Granted, you still need to use a DB-specific sql front-end (though you could feasibly write one using ODBC or JDBC or OLE DB or whatever other DB-agnostic API you prefer), but once you're submitting queries this stuff is /quite/ standard (though needless to say no vendor is 100% compliant with ANSI, unfortunately).
Admin
Well, that's either misleading or wrong.
Not all DB's store their data on the OS's filesystem. Some directly manage their own disk space. Some let you choose between the two. (For example, DB2 referes to the former as 'system managed' and the latter as 'database managed'.) You could call a database managed partition a specialized filesystem -- but even so, it's specialized for a reason.
Even when databases are using the filesystem, they use it in far clever-er ways than what this story describes. Most notably, they don't try to leverage the directory structure as their indexing scheme (which is the big WTF here).
Admin
You would do better to wrap this in [<moron>] tags.
Admin
Admin
i can just imagine that someone who would create such a terrible system would probably do some other stupid things along the way, like setting the account balance to be unsigned or something - now THERE would be some fun:
"Hey man, can you print me out a copy of this?"
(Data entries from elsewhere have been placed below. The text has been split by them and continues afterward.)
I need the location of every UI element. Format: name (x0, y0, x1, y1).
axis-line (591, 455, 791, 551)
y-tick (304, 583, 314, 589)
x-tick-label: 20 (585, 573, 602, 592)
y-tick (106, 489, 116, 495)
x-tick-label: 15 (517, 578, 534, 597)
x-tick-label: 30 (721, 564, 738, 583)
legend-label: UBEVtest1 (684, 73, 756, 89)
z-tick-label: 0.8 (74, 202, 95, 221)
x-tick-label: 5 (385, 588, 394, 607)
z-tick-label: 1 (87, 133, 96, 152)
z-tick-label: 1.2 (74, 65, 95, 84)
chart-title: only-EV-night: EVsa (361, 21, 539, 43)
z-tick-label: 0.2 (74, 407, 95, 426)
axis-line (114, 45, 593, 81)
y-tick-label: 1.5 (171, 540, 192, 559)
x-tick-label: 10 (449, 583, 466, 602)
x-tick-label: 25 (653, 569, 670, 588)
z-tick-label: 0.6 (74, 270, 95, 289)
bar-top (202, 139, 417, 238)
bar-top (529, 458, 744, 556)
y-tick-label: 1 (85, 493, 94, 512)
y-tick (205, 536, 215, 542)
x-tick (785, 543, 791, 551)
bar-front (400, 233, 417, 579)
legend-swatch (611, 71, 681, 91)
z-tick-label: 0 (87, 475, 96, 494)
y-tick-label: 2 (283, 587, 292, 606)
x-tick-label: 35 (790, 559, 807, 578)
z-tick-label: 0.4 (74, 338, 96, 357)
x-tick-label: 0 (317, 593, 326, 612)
"Ok, but i think i'm running low on credit..."
<takes account to below 0>
Account Balance: $4,294,967,295.90
Admin
The real WTF is ignoring the obvious solution, which has been included with every Windows release since 95.
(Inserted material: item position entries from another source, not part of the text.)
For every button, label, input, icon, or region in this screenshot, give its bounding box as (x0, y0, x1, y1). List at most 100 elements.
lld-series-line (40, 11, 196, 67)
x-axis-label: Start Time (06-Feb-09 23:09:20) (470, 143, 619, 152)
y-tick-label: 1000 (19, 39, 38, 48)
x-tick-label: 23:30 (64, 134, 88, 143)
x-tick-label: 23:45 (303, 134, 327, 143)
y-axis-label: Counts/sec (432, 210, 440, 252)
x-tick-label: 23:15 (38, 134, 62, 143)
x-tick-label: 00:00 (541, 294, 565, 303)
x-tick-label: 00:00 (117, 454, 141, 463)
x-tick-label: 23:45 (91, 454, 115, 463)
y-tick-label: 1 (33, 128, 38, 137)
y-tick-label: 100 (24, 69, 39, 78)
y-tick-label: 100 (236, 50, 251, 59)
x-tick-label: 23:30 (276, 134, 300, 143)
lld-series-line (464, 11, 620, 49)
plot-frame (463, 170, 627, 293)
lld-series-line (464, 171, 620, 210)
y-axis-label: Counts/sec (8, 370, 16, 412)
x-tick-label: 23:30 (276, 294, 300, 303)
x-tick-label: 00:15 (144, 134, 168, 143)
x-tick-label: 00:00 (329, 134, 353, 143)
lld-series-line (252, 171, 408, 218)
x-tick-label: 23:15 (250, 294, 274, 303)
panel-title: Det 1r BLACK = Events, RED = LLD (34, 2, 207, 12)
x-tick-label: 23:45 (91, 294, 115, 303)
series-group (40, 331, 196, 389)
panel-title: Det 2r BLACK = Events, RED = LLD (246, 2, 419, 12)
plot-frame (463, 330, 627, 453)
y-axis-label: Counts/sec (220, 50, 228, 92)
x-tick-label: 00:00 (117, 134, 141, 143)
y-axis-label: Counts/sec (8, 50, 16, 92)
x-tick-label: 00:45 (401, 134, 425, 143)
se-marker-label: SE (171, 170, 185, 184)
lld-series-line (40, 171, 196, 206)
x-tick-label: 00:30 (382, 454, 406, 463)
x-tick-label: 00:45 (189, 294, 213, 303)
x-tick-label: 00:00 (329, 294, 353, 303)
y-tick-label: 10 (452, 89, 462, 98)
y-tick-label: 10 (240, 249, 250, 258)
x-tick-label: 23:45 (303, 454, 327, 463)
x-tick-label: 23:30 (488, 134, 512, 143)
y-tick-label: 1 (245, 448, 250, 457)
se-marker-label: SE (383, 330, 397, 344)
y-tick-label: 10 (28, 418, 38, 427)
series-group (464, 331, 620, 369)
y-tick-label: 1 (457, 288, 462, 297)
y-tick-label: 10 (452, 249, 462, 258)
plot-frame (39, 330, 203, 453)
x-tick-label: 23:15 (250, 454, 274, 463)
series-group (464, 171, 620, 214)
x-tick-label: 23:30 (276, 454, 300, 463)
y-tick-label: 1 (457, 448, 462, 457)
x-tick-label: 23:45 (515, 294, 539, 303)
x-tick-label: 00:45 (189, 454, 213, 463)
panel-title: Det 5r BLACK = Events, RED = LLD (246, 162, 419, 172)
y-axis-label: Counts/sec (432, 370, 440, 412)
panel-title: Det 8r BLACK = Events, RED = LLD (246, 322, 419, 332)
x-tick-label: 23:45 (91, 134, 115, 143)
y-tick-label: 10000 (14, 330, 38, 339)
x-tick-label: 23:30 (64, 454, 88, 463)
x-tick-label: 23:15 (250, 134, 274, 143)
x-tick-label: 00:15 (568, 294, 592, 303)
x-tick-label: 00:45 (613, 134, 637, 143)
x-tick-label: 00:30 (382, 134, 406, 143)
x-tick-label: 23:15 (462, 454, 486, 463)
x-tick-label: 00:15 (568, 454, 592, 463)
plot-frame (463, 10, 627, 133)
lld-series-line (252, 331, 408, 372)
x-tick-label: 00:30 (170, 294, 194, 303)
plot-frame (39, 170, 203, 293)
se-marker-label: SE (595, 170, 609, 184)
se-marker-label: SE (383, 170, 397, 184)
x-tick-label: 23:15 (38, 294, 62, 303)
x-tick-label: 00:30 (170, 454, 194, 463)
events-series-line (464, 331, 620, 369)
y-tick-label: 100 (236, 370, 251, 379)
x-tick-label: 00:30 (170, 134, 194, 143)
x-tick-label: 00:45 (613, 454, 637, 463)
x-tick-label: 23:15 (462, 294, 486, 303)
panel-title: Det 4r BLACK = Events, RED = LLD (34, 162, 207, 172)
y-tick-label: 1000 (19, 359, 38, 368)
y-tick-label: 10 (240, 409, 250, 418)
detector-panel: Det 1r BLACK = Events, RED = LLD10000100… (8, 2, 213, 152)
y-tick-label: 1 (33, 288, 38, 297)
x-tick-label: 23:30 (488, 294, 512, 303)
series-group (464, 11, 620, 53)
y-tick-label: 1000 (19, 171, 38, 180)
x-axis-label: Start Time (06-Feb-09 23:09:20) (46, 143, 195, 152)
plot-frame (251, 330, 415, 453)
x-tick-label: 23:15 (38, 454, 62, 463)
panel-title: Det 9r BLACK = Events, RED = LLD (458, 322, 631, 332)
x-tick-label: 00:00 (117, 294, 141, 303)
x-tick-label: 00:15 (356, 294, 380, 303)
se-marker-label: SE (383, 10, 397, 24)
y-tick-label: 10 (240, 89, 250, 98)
Why create all these little files when you can just store everything in the Registry?
Admin
Yes, and they would NEVER THINK to accidentally credit their own account... Or their friends. Or lock someone out of the building as a joke. Or... [:D]
Admin
What's "hexidecimal"? Seriously, I've heard of "hexadecimal", but this must be sumthing new...
Admin
I was merely referring to a previous post
I'm sure you'll love it ;)
Pardon me for not spelling HEXADECIMAL correctly
Admin
Admin
Admin
That's twisted and evil... and what's more, it's probably already been done by someone.
Admin
That would greatly simplify their need to copy all the files around to the node servers. Instead, they could pass around a .reg file to import on each and every node server to update for changes...
Admin
man join
and you may be interested that there is a file system based OS, it is called plan9 : http://plan9.bell-labs.com/plan9
Built by the originators of Unix with one of the premises being :
<font size="-1">"We have persistent objects, they're called files." - Ken Thompson</font>
Admin
I don't see anything particularly wrong with this approach. There are actually several advantages, which are roughly the same as the advantages of using the Maildir format for mailboxes. The problem is that there are too many files in a directory, so you get crappy performance, but you can get around that easily enough (at least on Linux) by using a filesystem that is designed to handle large directories, such as XFS or Reiserfs.
Admin
Have you ever tried directory services? LDAP servers are a lot like hierarchical filesystems, but they support querying, transactions, listeners, etc. Their perfomance is up to par with relational databases since most use a relational database as a backend.